A blanket of darkness over the mind
I look out at the smattering rain as I sit by the desk in a hotel in central Växjö. The plan was to read the 100 pages of student literature I left behind in the course I study at the university. The same place where I once studied police training at. But, you just set up a "plan" for things that are boring and therefore it is doomed to fail. No one has ever set up a "plan" for how to watch the series one has been waiting for a long time or when to read Kepler's latest book, you just do it and let the desire rule. The same goes for diets. A detailed "plan" is required to eat boring food, but you have never needed a plan for how to best eat a kebab roll with extra meat and a side dish of French fries.
I have a bad, freaking cold and after a full day at the school bench, and a two hour long power nap, my plan to study failed to benefit the champions league and reflections of the day. But dark thoughts are like a blanket over my mind. Maybe it is the illness, maybe the stress and traveling lately, or is it just the horrible season that is approaching that haunts me.
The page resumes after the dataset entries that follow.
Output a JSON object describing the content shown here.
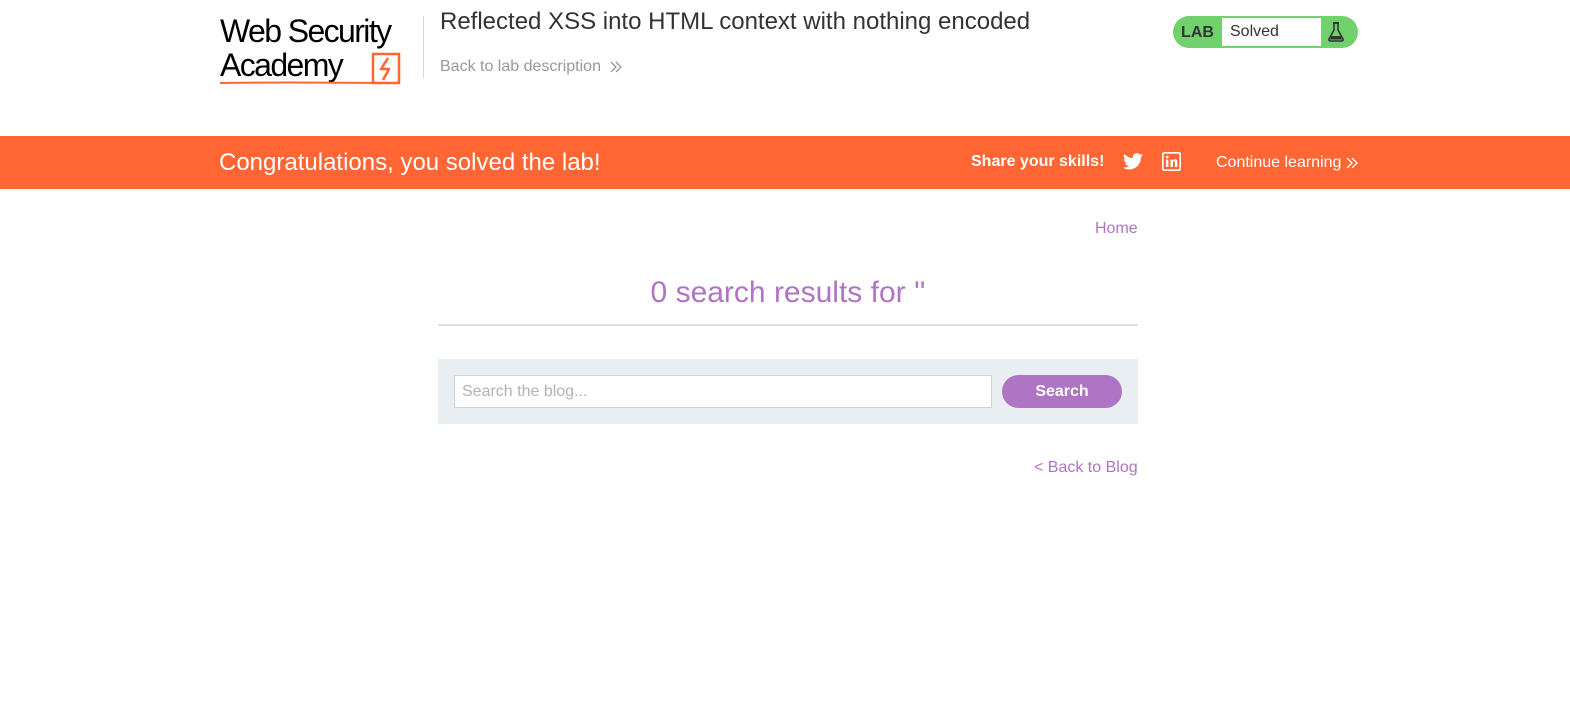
{
  "header": {
    "logo_line1": "Web Security",
    "logo_line2": "Academy",
    "lab_title": "Reflected XSS into HTML context with nothing encoded",
    "back_to_description": "Back to lab description",
    "status": {
      "tag": "LAB",
      "value": "Solved",
      "icon": "flask-icon"
    }
  },
  "banner": {
    "message": "Congratulations, you solved the lab!",
    "share_label": "Share your skills!",
    "share_icons": [
      "twitter-icon",
      "linkedin-icon"
    ],
    "continue_label": "Continue learning"
  },
  "main": {
    "home_link": "Home",
    "results_heading": "0 search results for ''",
    "search": {
      "placeholder": "Search the blog...",
      "value": "",
      "button_label": "Search"
    },
    "back_to_blog": "< Back to Blog"
  },
  "colors": {
    "banner": "#ff6633",
    "accent": "#b074c4",
    "status_green": "#70d16d",
    "search_panel": "#e8eef1"
  }
}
I think of the guy who stood next to me at the bus stop in the morning. He sucked impressively intensively on his cigarette while coughing his lungs out between the "breaths". I am filled with a feeling of disgust and think for myself, why should I pay his health care when he has literally destroyed his body with his bare hands.
On the bus to the university, it is crowded and unbearably hot. Although, after all the nosebleeds and operations, I have Sweden's worst sense of smell, I feel the scent of a mixture of perfumes, self-dried functional clothing, cheap deodorant and newly-refined cigarettes. I curse my decision to take nasal spray just before I step on. Once in the lesson room, I blend freshly between wisdom and reflections with snorting and coughing attacks. I sat close to the edge to be able to cough away from my classmates, but still I feel like a pariah, a wandering pandemic that everyone thinks should be at home instead of being there and contagious.
I head to the hotel, decline the joint dinner, and go to bed to sleep away the self-contempt and headaches. For a second, I get a bad conscience for how I felt about the cigarette guy from the morning. I looked at him with the same disgust that others looked at me today as I wandered around like a pestilence. I renounced him and diminished his human dignity solely because of a single visible difference between us. Just as I feel that others are increasingly doing against me. I was disgusted by how I thought and felt like the ones I fight everyday is thinking, feeling and acting. Those who live to categorize people into different values with a single visible factor at hand. So I am glad I was ashamed. The shame helped me up to the surface again and gave me the understanding and control. Because I can not imagine what a nightmare it must be to constantly live in a darkness without any subconscious lifebuoy that will save you. Where every time something happens that dilutes the inner black is pulled further down into the ground. Until you finally drown in hatred, lose yourself as a fellow human, and make important life decisions with that hole within you.